Scandal City, or The Rhetoric Game, Part I

Yes, I’ve been extremely busy, but that’s not really why I haven’t been blogging. I haven’t been around these parts because the “scandals” of the past weeks have been so devoid of intrigue and full of trite rhetoric that it’s taken this long for them to play far enough out to generate anything worth commenting on. So let’s start with the big story: the Swift Boat story that’s been on every channel nonstop for weeks now.

My opinion has always been that videos like the August 4 Swift Boat Ad are the kind of negative publicity your campaign simply doesn’t want, and as such all the press Kerry’s public defenders generated for the ad amounted to a terrible idea.

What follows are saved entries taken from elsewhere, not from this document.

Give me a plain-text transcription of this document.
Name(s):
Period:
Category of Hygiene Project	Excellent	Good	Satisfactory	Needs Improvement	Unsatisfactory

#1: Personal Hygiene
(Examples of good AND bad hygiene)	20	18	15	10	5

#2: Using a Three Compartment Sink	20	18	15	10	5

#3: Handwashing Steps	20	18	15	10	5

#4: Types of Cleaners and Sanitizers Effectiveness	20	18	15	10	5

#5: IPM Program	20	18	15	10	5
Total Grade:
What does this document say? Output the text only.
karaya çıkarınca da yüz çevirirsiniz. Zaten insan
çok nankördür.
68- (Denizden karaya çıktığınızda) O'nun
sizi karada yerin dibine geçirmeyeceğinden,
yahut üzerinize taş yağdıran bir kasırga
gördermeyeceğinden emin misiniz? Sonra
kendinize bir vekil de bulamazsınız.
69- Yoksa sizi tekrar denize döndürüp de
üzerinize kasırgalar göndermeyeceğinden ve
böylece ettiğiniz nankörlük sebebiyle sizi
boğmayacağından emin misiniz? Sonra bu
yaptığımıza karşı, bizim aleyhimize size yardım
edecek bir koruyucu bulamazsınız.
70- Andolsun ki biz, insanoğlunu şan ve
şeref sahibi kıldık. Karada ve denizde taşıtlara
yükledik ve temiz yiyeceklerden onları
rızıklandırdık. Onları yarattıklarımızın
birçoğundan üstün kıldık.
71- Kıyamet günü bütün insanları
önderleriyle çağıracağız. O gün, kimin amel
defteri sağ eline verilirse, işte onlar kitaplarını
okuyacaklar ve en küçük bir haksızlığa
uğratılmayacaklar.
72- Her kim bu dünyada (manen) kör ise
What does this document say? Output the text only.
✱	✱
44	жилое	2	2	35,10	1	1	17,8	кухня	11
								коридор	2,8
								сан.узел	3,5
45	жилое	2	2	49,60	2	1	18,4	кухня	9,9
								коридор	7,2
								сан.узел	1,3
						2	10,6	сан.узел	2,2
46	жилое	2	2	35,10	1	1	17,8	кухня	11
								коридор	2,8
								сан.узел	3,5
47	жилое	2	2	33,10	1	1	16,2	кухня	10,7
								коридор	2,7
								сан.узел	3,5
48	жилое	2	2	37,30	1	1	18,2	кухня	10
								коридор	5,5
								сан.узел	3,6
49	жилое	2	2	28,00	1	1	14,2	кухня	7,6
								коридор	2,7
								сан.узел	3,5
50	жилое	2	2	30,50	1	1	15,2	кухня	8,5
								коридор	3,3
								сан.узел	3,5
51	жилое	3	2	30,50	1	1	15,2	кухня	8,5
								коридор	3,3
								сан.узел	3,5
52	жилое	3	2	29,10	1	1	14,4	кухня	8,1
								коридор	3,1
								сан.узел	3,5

However, I felt Kerry was smart to ignore it and hope the subject changed. But three weeks went by and the subject didn’t change, so Kerry mounted his counter-offensive starting with a cute quote: “When you’re under attack, the best thing to do is turn your boat into the attacker.” I initially felt the whole counter-offensive strategy was risky at best, but some pundits like Mickey Kaus felt it was necessary:

The problem is that Kerry is running for president on this official hype of a more-than-honorable record (one reason he’s constantly referring reporters to his official medal citations). He’s not only running on the hype but pushing it to the limit, milking it for all it’s worth. That’s dangerous in, yes, the Internet era! Obsessive fact-checkers can smoke out the exaggerations and get them past the ex-gatekeepers.** Unfortunately, it’s more or less all Kerry’s got. It wouldn’t be so important if Kerry had a) a discernable ideology; b) a political message; c) a record of achievement; or d) an appealing personality!

Okay, so I’m thinking that now Bush is on the defensive and should at least deal with this by changing the subject or coming up with a more effective sound byte or something. When Bush said nothing, I could only assume he didn’t want to show his cards before the convention or something. Boy was I wrong. The second Kerry turned that boat his lead evaporated, returning the electoral college projections to a virtual dead heat. My guess is it’s the reverse Fahrenheit 9/11 effect: it’s only a novelty until you start fighting it, and then it becomes a phenomenon. Moreover, when Kerry calls for a ban on a negative ad he becomes vulnerable to a counter-offensive calling for removal of all ads by 527s, which is exactly what happened. “Bush wants all negative ads removed, but he’s skirting the major issue which is that I want only this one ad against me removed” simply isn’t an effective argument for Kerry even if Bush is skirting the issue.

Let’s recap: Bush lets Swift Boat Vets do his dirty work; Bush lets media do his dirty work; Bush lets Kerry let media do his dirty work; Bush comes out against 527s; Bush gets a 6-point shift right before his convention. And how much money came out of the campaign war chest for this? Hot campaign tip: when your strategy results in the media essentially running your opponent’s attack ads against you, change the subject fast.

If you’re an issues person, you’ve got to be simply disgusted with this story. When the entire thrust of the Kerry-Bush banter has been reduced to the semantics of whether denouncing all 527s counts as denouncing a specific one, this election’s politics may have degenerated even further than I thought. It’s like The Filthy Critic once said: “I hate George Bush, but I have better reasons than this”. I can’t wait for the Republican National Convention, if only so we can talk about something else for a change.